I also have the opportunity to bring an Arab-American voice into policy conversations at a time when the president stokes fear of a group of migrants travelling to the U.S. border from South America by claiming, without evidence, that “Middle Easterners” travel among them. “And guess what?” he said. “We’re not allowing them in our country.”

But “Middle Easterners” are already in the country. They came as slaves in the hulls of Portuguese ships on expeditions to the Americas when the mere idea of the United States was decades from conception. Arabs and Muslims are essential characters in this country’s story, but the Trump administration’s attempt to set those communities apart from average Americans is indicative of a larger pattern of dehumanization that enables the militarization of our foreign policy in the Middle East. The same ignorance that leads to Islamophobia at home makes it easier to drop drones with little concern for civilian casualties or flatten entire cities, like Raqqa. Domestic and foreign policy are inseparable in that respect. The policies that impact Muslims and Arabs are not “foreign” policies. They’re American policies.

This is why I’ve found Win Without War’s mission to democratize foreign policy, and to break down the barriers between domestic policy and foreign policy, so vital and so inspiring. When Win Without War advocates for a more progressive vision of U.S. foreign policy, we advocate for a more progressive story of the U.S. abroad, one that eschews American exceptionalism and centers the voices of those most affected by our policies overseas.

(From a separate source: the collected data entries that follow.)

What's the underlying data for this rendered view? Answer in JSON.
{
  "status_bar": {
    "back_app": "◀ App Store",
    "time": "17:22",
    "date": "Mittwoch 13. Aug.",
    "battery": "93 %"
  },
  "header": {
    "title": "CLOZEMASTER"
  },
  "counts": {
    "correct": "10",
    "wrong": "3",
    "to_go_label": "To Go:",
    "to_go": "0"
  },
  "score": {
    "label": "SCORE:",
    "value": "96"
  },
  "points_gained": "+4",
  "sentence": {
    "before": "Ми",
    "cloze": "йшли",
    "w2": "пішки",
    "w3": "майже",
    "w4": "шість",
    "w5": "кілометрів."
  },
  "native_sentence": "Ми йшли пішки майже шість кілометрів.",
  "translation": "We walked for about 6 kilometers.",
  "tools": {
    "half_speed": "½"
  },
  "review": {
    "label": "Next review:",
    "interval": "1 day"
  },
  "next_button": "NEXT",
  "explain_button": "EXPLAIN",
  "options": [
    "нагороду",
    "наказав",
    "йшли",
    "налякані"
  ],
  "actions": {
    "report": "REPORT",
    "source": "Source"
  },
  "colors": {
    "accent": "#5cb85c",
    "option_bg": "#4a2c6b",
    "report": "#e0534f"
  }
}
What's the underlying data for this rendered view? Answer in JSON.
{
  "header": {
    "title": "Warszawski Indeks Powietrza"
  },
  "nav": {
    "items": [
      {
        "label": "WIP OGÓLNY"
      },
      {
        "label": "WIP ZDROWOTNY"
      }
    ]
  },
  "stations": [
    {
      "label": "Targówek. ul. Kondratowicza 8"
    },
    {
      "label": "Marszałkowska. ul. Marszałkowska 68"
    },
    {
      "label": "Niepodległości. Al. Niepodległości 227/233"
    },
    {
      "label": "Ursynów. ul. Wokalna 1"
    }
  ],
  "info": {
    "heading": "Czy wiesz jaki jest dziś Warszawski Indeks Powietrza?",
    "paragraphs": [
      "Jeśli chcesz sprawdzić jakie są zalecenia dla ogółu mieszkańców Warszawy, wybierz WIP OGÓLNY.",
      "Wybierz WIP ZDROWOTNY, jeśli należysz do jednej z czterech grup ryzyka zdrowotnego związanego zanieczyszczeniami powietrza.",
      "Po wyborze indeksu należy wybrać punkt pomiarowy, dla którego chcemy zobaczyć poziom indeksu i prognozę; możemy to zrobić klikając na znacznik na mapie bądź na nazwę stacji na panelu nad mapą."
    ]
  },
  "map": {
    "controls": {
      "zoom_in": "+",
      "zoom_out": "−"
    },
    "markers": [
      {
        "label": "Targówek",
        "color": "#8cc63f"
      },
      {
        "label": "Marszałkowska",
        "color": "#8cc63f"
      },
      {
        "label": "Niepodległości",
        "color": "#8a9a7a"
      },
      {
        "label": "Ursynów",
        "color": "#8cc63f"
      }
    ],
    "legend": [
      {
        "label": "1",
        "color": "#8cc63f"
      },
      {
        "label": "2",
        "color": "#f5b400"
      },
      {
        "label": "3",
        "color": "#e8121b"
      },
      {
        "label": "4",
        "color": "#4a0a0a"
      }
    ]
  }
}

Laila with members of the Win Without War team after attending Sen. Bernie Sanders’ speech on foreign policy at SAIS.

Helping Win Without War rewrite these particular stories matters to me, but there are plenty of other stories to be told, all with different priorities and perspectives tackling subjects from nuclear nonproliferation to peacebuilding. Almost two months into my fellowship, I have heard a diverse array of them. But there has to be more, especially from fellow millennials.

As long as foreign policy continues to be dominated by old white men with similar views of the world, the U.S. will continue to tell the same story overseas. And with polls of millenials indicating that millennials are less likely to support military-first foreign policies, that story does not reflect our beliefs. If we want the U.S. story overseas to reflect our values and priorities, it’s time for the next generation of millennial policy thinkers and analysts to enter the international peace and security field and pick up the pen.

Laila Ujayli is a Fall 2018 Scoville Fellow at Win Without War.